L'auto-hébergement revient à la mode, et pour de bonnes raisons. Une machine louée coûte une fraction de l'équivalent en services managés, les outils pour la piloter sont devenus corrects, et l'idée de savoir où sont ses données a cessé d'être une lubie de barbu.

J'y suis favorable, et j'en fais. Mais je vois régulièrement le calcul se faire sur la seule ligne de facture, et c'est là que ça se gâte, parce que ce qu'on économise en euros, on le repaie en attention.

L'économie est réelle, ne la nions pas

Sur des charges prévisibles (un site, une base, quelques services internes), l'écart entre une machine louée et l'assemblage de services managés équivalent est franchement large. Assez pour qu'à partir d'une certaine taille, la question mérite d'être posée sérieusement plutôt que balayée.

Et il y a un bénéfice qu'on chiffre mal : vous savez ce qui tourne. Une facture de cloud managé, au bout de deux ans, contient toujours des lignes que personne ne sait expliquer. Ça n'arrive pas sur une machine qu'on a montée soi-même.

Ce qui remplace la ligne de facture

Le coût ne disparaît pas, il change de forme, et cette forme-là ne s'automatise pas :

  • Les mises à jour de sécurité. Toutes les semaines, indéfiniment. Une machine qu'on n'a pas mise à jour depuis huit mois n'est pas un serveur, c'est une porte ouverte.
  • Les sauvegardes, et surtout leur restauration. Une sauvegarde jamais restaurée n'est pas une sauvegarde, c'est une croyance. Le test doit être fait, et refait.
  • L'astreinte implicite. Il n'y a personne d'autre. Si ça tombe pendant vos vacances, ça reste tombé jusqu'à votre retour, sauf si quelqu'un d'autre sait faire, et cette personne doit exister.
  • Le facteur de bus. Combien de personnes savent remonter votre infrastructure ? Si la réponse est une, vous n'avez pas une infrastructure, vous avez une dépendance à un individu.
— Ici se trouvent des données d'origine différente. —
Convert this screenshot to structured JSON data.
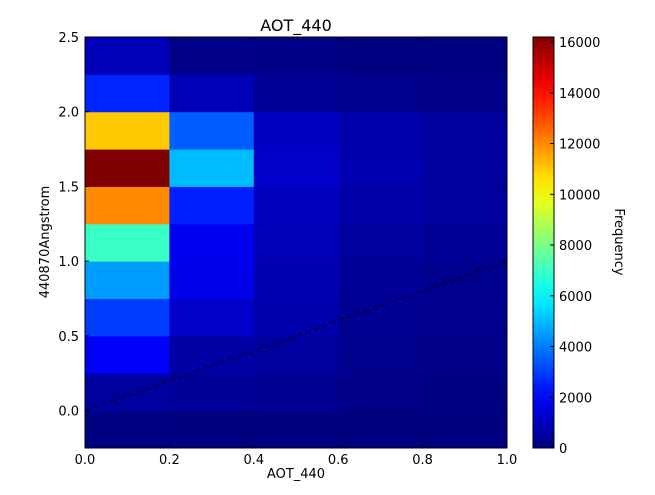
{
  "chart_data": {
    "type": "heatmap",
    "title": "AOT_440",
    "xlabel": "AOT_440",
    "ylabel": "440870Angstrom",
    "xlim": [
      0.0,
      1.0
    ],
    "ylim": [
      -0.25,
      2.5
    ],
    "x_edges": [
      0.0,
      0.2,
      0.4,
      0.6,
      0.8,
      1.0
    ],
    "y_edges": [
      -0.25,
      0.0,
      0.25,
      0.5,
      0.75,
      1.0,
      1.25,
      1.5,
      1.75,
      2.0,
      2.25,
      2.5
    ],
    "x_ticks": [
      "0.0",
      "0.2",
      "0.4",
      "0.6",
      "0.8",
      "1.0"
    ],
    "y_ticks": [
      "0.0",
      "0.5",
      "1.0",
      "1.5",
      "2.0",
      "2.5"
    ],
    "counts": [
      [
        80,
        20,
        10,
        5,
        0
      ],
      [
        500,
        400,
        300,
        150,
        60
      ],
      [
        2000,
        600,
        500,
        250,
        150
      ],
      [
        3000,
        1200,
        700,
        300,
        200
      ],
      [
        4500,
        1700,
        800,
        400,
        250
      ],
      [
        7000,
        1800,
        900,
        500,
        350
      ],
      [
        12000,
        2500,
        1000,
        650,
        450
      ],
      [
        16200,
        5000,
        1200,
        800,
        500
      ],
      [
        11000,
        3500,
        1100,
        700,
        450
      ],
      [
        2600,
        900,
        400,
        250,
        150
      ],
      [
        900,
        150,
        100,
        60,
        40
      ]
    ],
    "colorbar": {
      "label": "Frequency",
      "min": 0,
      "max": 16200,
      "ticks": [
        0,
        2000,
        4000,
        6000,
        8000,
        10000,
        12000,
        14000,
        16000
      ],
      "colormap": "jet"
    },
    "reference_line": {
      "style": "dashed",
      "color": "#000000",
      "x": [
        0.0,
        1.0
      ],
      "y": [
        0.0,
        1.0
      ]
    }
  }
}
Aucun de ces postes n'apparaît nulle part. Ils se paient en soirées, en week-ends, et en petite tension de fond quand on part quinze jours.

Quand ça vaut le coup, et quand ça n'en vaut pas

Ça vaut le coup si l'infrastructure est déjà un peu votre métier, ou si vous avez une vraie contrainte sur l'emplacement de vos données. Dans ce cas, vous alliez de toute façon payer ce coût d'attention. Autant en tirer l'économie.

Ça n'en vaut pas la peine si vous êtes trois, que personne n'a envie de ça, et que le temps gagné servirait à faire votre métier. Économiser quelques dizaines d'euros par mois en ajoutant une astreinte permanente à une équipe qui n'en voulait pas, c'est un mauvais échange, même quand le tableur dit le contraire.

Pour finir

L'auto-hébergement n'est ni un retour en arrière ni une évidence : c'est un transfert. Vous échangez une dépense régulière et prévisible contre une charge d'attention irrégulière et difficile à déléguer. Le bon critère n'est pas le prix. C'est de savoir si quelqu'un chez vous, nommément, veut bien porter cette charge sur la durée.